Publié il y a 7 ans - Mise à jour le 11.03.2017 - thierry-allard - 3 min  - vu 311 fois

NÎMES Les coulisses du journalisme politique décryptées par Laurent Bazin

L'éditorialiste politique Laurent Bazin (à D.), jeudi soir à Nîmes (Photo : Thierry Allard / Objectif Gard)

Il y a les conférences de presse, mais pas seulement. Entre les journalistes et les politiques d’autres pratiques, peu connues du grand public, ont cours.

C’est pour les décrypter que le Club de la presse et de la communication du Gard a invité jeudi soir  à la Maison du protestantisme de Nîmes le journaliste et éditorialiste politique Laurent Bazin.

Les « affranchis »

Passé par Europe 1, RTL, iTélé et à l’antenne désormais de TV5 Monde, il a écrit un livre sur ce thème avec la journaliste Alba Ventura, sa compagne (Les Dézingueurs de la République, éd Flammarion). Un livre qu’il a écrit pour « expliquer les relations des journalistes avec les politiques, et des politiques avec les médias. » Des relations qui ont été chamboulées avec la nouvelle génération d’hommes et femmes politiques, « des affranchis des règles des partis et du jeu traditionnel des médias », affirme le journaliste.

Des « affranchis » qui font un usage fréquent de deux pratiques intimement liées : le « off », c’est à dire donner « off the record » (hors micro) aux journalistes des informations dont une partie n’est a priori pas destinée à être publiée ou diffusée, et les déjeuners auxquels ils invitent des journalistes, au cours desquels ils donnent ces informations. « On s’est rendus compte de la quantité d’informations, d’histoires et parfois d’intox qu’il y a mais aussi de la liberté qu’ils prennent, sachant que tout ce qu’ils nous délivrent est fait pour être répété », explique Laurent Bazin. C’est là que « cet exercice devient vicieux », estime-t-il avant de rappeler que « quand c’est très chaud pour eux, les politiques ne déjeunent plus avec les journalistes. » 

Car si à la base, le « off » a été importé des Etats-Unis par Valéry Giscard-d’Estaing pour donner des éléments de fond pour aider à la compréhension des décisions à venir, l’exercice a été perverti : « dans les déjeuners, un politique donne des cartouches, dézingue un concurrent, mais il fait sa com’. Il traite les journalistes comme des émetteurs », poursuit Laurent Bazin. En clair : le journaliste doit toujours se méfier des informations glanées lors des déjeuners de « off », qu’il recoupe et n’utilise de toute façon pas dans leur intégralité : « il faut trier, c’est aussi notre métier », ajoute Laurent Bazin.

« Des conférences de presse clandestines »

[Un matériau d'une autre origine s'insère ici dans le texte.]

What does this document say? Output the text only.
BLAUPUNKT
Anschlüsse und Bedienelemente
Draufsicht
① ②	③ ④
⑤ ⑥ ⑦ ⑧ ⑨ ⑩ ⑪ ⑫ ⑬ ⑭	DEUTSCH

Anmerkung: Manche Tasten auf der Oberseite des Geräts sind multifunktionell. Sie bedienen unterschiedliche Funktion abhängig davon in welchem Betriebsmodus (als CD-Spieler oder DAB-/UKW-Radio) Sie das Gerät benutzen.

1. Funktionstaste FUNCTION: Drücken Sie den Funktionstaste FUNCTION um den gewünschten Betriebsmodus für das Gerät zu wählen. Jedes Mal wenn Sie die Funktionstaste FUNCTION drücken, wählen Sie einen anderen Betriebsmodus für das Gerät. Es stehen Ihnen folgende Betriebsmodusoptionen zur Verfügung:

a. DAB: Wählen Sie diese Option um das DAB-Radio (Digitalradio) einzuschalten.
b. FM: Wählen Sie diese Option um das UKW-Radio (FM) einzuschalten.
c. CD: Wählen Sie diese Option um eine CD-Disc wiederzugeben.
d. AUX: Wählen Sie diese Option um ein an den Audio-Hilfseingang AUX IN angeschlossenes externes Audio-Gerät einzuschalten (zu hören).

Car « même si les électeurs pensent que les journalistes sont les amis des politiques, en vérité ils se méfient énormément les uns des autres, les politiques ont une grande tendance à l’intox », affirme le journaliste. Pour autant, « il y a des ambigüités des deux côtés », reconnaît-il.

Pas de quoi empêcher certains, comme Emmanuel Macron ou Manuel Valls, de faire un grand usage de ces déjeuners de « off ». L’ancien premier ministre avait même pris l’habitude d’organiser « des conférences de presse clandestines à chaque fois qu’il avait fait ou qu’il allait faire quelque chose », raconte Laurent Bazin, quand Emmanuel Macron y révélait sa stratégie pour les mois à venir. Et si François Fillon « est très maladroit dans cet exercice, il a un côté Rantanplan », moque le journaliste, l’autoproclamée candidate anti-système, qui ne se prive jamais de taper sur les médias, y est très à l’aise : « Marine Le Pen déjeune avec des journalistes, elle s’inscrit dans ce système. » Laurent Bazin décrit une leader du Front national détendue, affable, qui y « raconte des histoires plutôt amusantes sur son père. » À des années-lumière de la position défensive qu’elle adopte habituellement avec les journalistes, mais en « on ».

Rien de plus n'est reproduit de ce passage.